Even without a global pandemic, planning operational and system modifications can limit the impact of unforeseen changes. By doing so, it prepares a company for when business slows or picks up again. With this in mind, life-cycle plans (or LCPs) can be of tremendous value.
LCPs ensure continuity and safeguard the operational effectiveness of a material handling system (MHS). At its heart, the aim of an LCP is to avoid – or minimise – unexpected downtime and maximise the lifetime of a system. This factors in wear and tear, as well as end of product lifetimes.
A number of reasons drive the need to have an effective LCP in place. As many systems can be active for decades, there is a high probability that an OEM may cease manufacturing certain components. There may also be a decline in the levels of service support or spare parts, posing further risk.
If these risks are not identified and accounted for in advance, a situation can quickly arise in which a system is not able to perform its core function. In addition, a scanner might not be able to read a barcode, and a server failure may result in an ineffective SCADA system.
Support for life
LCPs are an in-depth, ever-evolving record of what has been installed and how to keep it in the best possible condition. As a systems integrator, we communicate with all of our suppliers to understand their product life cycles. By managing this information, we can pass on the value to our customers, who are completely relieved of this burden.
The reality is that an MHS is highly complex. That starts with high-level controls, through to IT infrastructure and the (electro)mechanical aspects. We can handle this complexity and – by creating an LCP – have an overview to evaluate and analyse the entire system.
We then compare our findings against the knowledge we have about system life cycles and OEM information. Based on this, we develop an LCP roadmap reaching up to 10 years into the future. Our customers know precisely when to take action per asset, securing the lifetime of their MHS.
On site, the execution of an LCP translates to an RMR (revisions, modifications and retrofits). For instances in which a component has reached the end of its technical lifetime, we would suggest a ‘revision’. By exchanging the relevant parts, a system can be taken back to its original state. Retrofits cover any upgrade to equipment, hardware and software to create a maintainable state, including end-of-supply components.
An LCP is not a static overview, however. As many businesses have discovered, they must make significant changes to keep up with consumer demand. Given the growth of online sales (swelled further by COVID-19 in 2020) , modifications can help in responding to market developments, as well as meeting new regulations and compliancy lists.
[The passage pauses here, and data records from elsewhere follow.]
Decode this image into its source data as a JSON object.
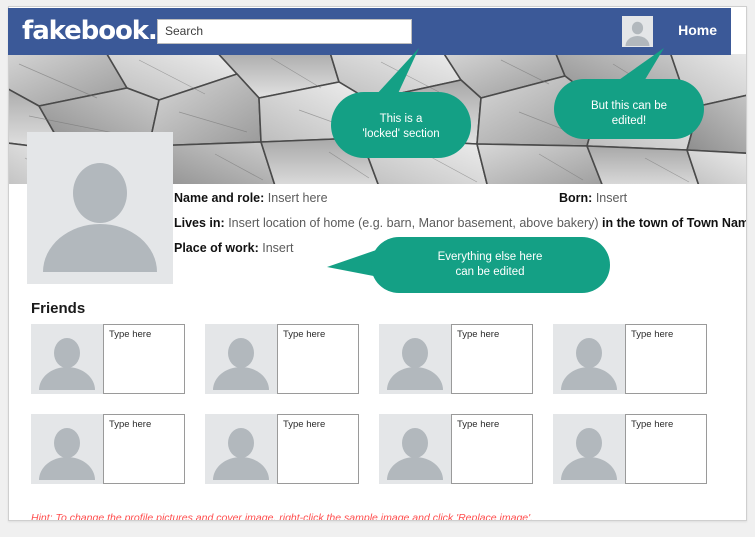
{
  "colors": {
    "header_blue": "#3b5998",
    "callout_green": "#14a085",
    "avatar_bg": "#e4e6e8",
    "avatar_fg": "#b2b8bd",
    "hint_red": "#ff4d4d",
    "page_bg": "#f0f0f0"
  },
  "header": {
    "brand": "fakebook",
    "brand_dot": ".",
    "search_value": "Search",
    "search_placeholder": "Search",
    "home_label": "Home",
    "avatar_icon": "user-avatar-icon"
  },
  "cover": {
    "icon": "cover-photo-stone-texture"
  },
  "profile": {
    "picture_icon": "user-avatar-icon",
    "rows": [
      {
        "label": "Name and role:",
        "value": "Insert here"
      },
      {
        "label": "Lives in:",
        "value": "Insert location of home (e.g. barn, Manor basement, above bakery)",
        "tail": "in the town of Town Name"
      },
      {
        "label": "Place of work:",
        "value": "Insert"
      }
    ],
    "born": {
      "label": "Born:",
      "value": "Insert"
    }
  },
  "friends": {
    "title": "Friends",
    "items": [
      {
        "name_placeholder": "Type here",
        "avatar_icon": "user-avatar-icon"
      },
      {
        "name_placeholder": "Type here",
        "avatar_icon": "user-avatar-icon"
      },
      {
        "name_placeholder": "Type here",
        "avatar_icon": "user-avatar-icon"
      },
      {
        "name_placeholder": "Type here",
        "avatar_icon": "user-avatar-icon"
      },
      {
        "name_placeholder": "Type here",
        "avatar_icon": "user-avatar-icon"
      },
      {
        "name_placeholder": "Type here",
        "avatar_icon": "user-avatar-icon"
      },
      {
        "name_placeholder": "Type here",
        "avatar_icon": "user-avatar-icon"
      },
      {
        "name_placeholder": "Type here",
        "avatar_icon": "user-avatar-icon"
      }
    ]
  },
  "callouts": {
    "locked": {
      "line1": "This is a",
      "line2": "'locked' section"
    },
    "edited": {
      "line1": "But this can be",
      "line2": "edited!"
    },
    "everything_else": {
      "line1": "Everything else here",
      "line2": "can be edited"
    }
  },
  "hint": {
    "prefix": "Hint:",
    "text": " To change the profile pictures and cover image, right-click the sample image and click 'Replace image'."
  }
}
A platform for preparation
During the lifetime of an LCP, we provide on-site inspections to validate the condition of an MHS. Using insights from data analysis and tools, our process engineers can determine an appropriate action plan to further improve system performance and reliability.
In doing so, we can spot opportunities to extend the lifetime of a system and create an updated LCP. Annual check-ups also show companies where CAPEX investments need to be made, which is an incredible advantage for them. Knowing what’s on the horizon, we can plan our RMR activities around a live system, mitigating technical risk.
At Vanderlande, we don’t only deliver a one-time system, but remain committed throughout its life cycle. Regardless of fluctuating market dynamics, our approach is always the same, and our LCPs are designed to offer true peace of mind. Ultimately, it comes down to predictability, certainty and informed action. That’s how you prepare for an uncertain future.